Quite an indictment of our electoral process by Shri Rao. So all the PMO would have to do is nudge the two PSUs to give EVM maintenance contracts to private entities of their choosing and over time these engineers would have access to an ever increasing percentage of the EVMs and do as they wish with machines. I’m informed that changing the motherboard of the EVM, which contains the chip, would take no more than a minute. Not that these engineers would be in any hurry, since they would be legitimately doing their jobs and have no time limitation. The Election Commission would be utterly oblivious to what was going on. They would seal and lock the EVMs shortly before the next round of elections without the slightest clues that the EVMs had been tampered and done so through routine maintenance that they themselves had sanctioned. Election Commission would genuinely keep parroting that “our EVMs cannot be tampered” and do so while fully believing it.

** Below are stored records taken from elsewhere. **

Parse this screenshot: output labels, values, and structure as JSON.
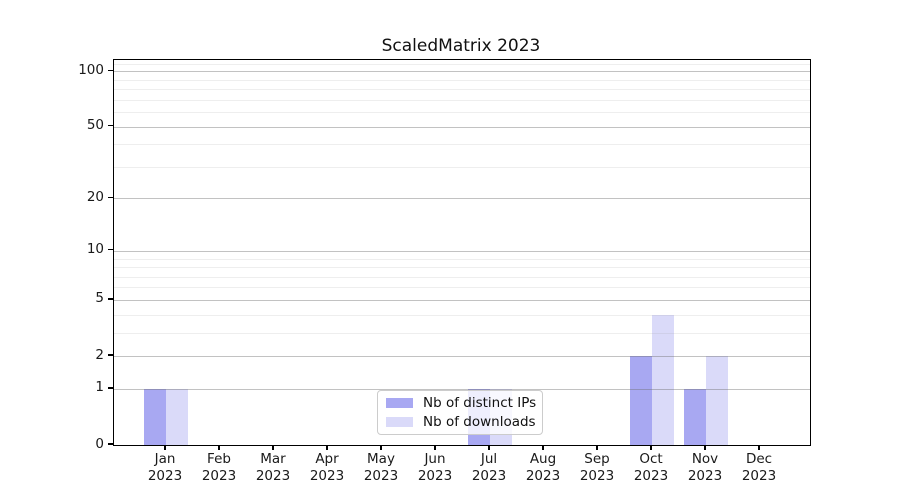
{
  "chart_data": {
    "type": "bar",
    "title": "ScaledMatrix 2023",
    "scale": "log10(1+v)",
    "categories_months": [
      "Jan",
      "Feb",
      "Mar",
      "Apr",
      "May",
      "Jun",
      "Jul",
      "Aug",
      "Sep",
      "Oct",
      "Nov",
      "Dec"
    ],
    "year_label": "2023",
    "series": [
      {
        "name": "Nb of distinct IPs",
        "color": "#a8a8f2",
        "values": [
          1,
          0,
          0,
          0,
          0,
          0,
          1,
          0,
          0,
          2,
          1,
          0
        ]
      },
      {
        "name": "Nb of downloads",
        "color": "#dadaf9",
        "values": [
          1,
          0,
          0,
          0,
          0,
          0,
          1,
          0,
          0,
          4,
          2,
          0
        ]
      }
    ],
    "yticks": [
      0,
      1,
      2,
      5,
      10,
      20,
      50,
      100
    ],
    "ylim": [
      0,
      115
    ],
    "grid": {
      "major_values": [
        1,
        2,
        5,
        10,
        20,
        50,
        100
      ],
      "minor_values": [
        3,
        4,
        6,
        7,
        8,
        9,
        30,
        40,
        60,
        70,
        80,
        90,
        110
      ]
    },
    "legend_position": "lower center",
    "colors": {
      "frame": "#000000",
      "major_grid": "#c9c9c9",
      "minor_grid": "#ececec",
      "text": "#1a1a1a"
    }
  }
}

After this on polling day the ruling party would send their people, as bona fide voters, to the polling booths with the tampered EVMs and the deed would be done, whether by punching in a code, as demonstrated in the Delhi Assembly, or even by sending a signal from a mobile phone to the EVM if the tampering is of a higher order. The EVMs that seemed normal up till this point would thereafter start manipulating the vote tally as instructed. For a more detailed explanation read this eye-opening interview with Professor Poorvi Vora of George Washington University in The Hindu.

I admit I have oversimplified the scenario slightly for the benefit of coherence because in addition to the actual tampering getting the tampered EVMs positioned in polling booths likely to give maximum electoral advantage would require some manipulation at the level of the Election Commission. But I have little doubt our Prime Minister Arvind Kejriwal, sneaky little fellow that he is, would be able in due course to appoint Election Commissioners owing loyalty to him and the Election Commission would become suitably pliant. And in the meantime if any EVMs ‘malfunctioned’, having been observed voting only for the ruling party, they would be whisked away by the Election Commission before any neutral experts could run diagnostics on them. If opposition parties ever raised genuine objections about EVMs the Election Commission would refuse to hold a proper hackathon and instead agree to a ‘challenge’ where experts would be expected to hack the EVMs using extra-sensory powers because they would actually be forbidden from touching the EVMs. All this while, the credibility of EVMs was increasingly questioned in other continents like Africa to where they were exported.

This is all hypothetical, of course, I’m sure the current government would never be as underhanded as the fictional Prime Minster Kejriwal in my scenario. But my point is a larger one, that when the Election Commission is blind to advances in technology and leaves loopholes in its processes that any ruling party can feasibly take full advantage of, the Election Commission is letting us all down, because no Prime Minister ever attained his high office and no ruling party ever won a general election by following their sense of fair play. Going forward we are told that VVPAT EVMs which leave a paper trail will put all doubts to end. At the same time we now hear of this magic cable that can be used to connect the ballot unit and the control unit of an EVM and thereafter manipulate the vote tally without having to tamper with the EVM’s circuitry at all. If you build it, someone will hack it. As I sit writing this piece, computer systems across the world are reeling from the worst ever hack in the form of a ransomware attack. That’s the world we live in today while the Election Commission is living in denial.


I’ll leave it for you to decide whether the scenario I described above is feasible. But I must conclude with due apologies to the real life Arvind Kejriwal who was the driving force behind the EVM tampering demonstration in the Delhi Assembly, overcoming many naysayers and who, I assure you, is not a sneaky little fellow at all.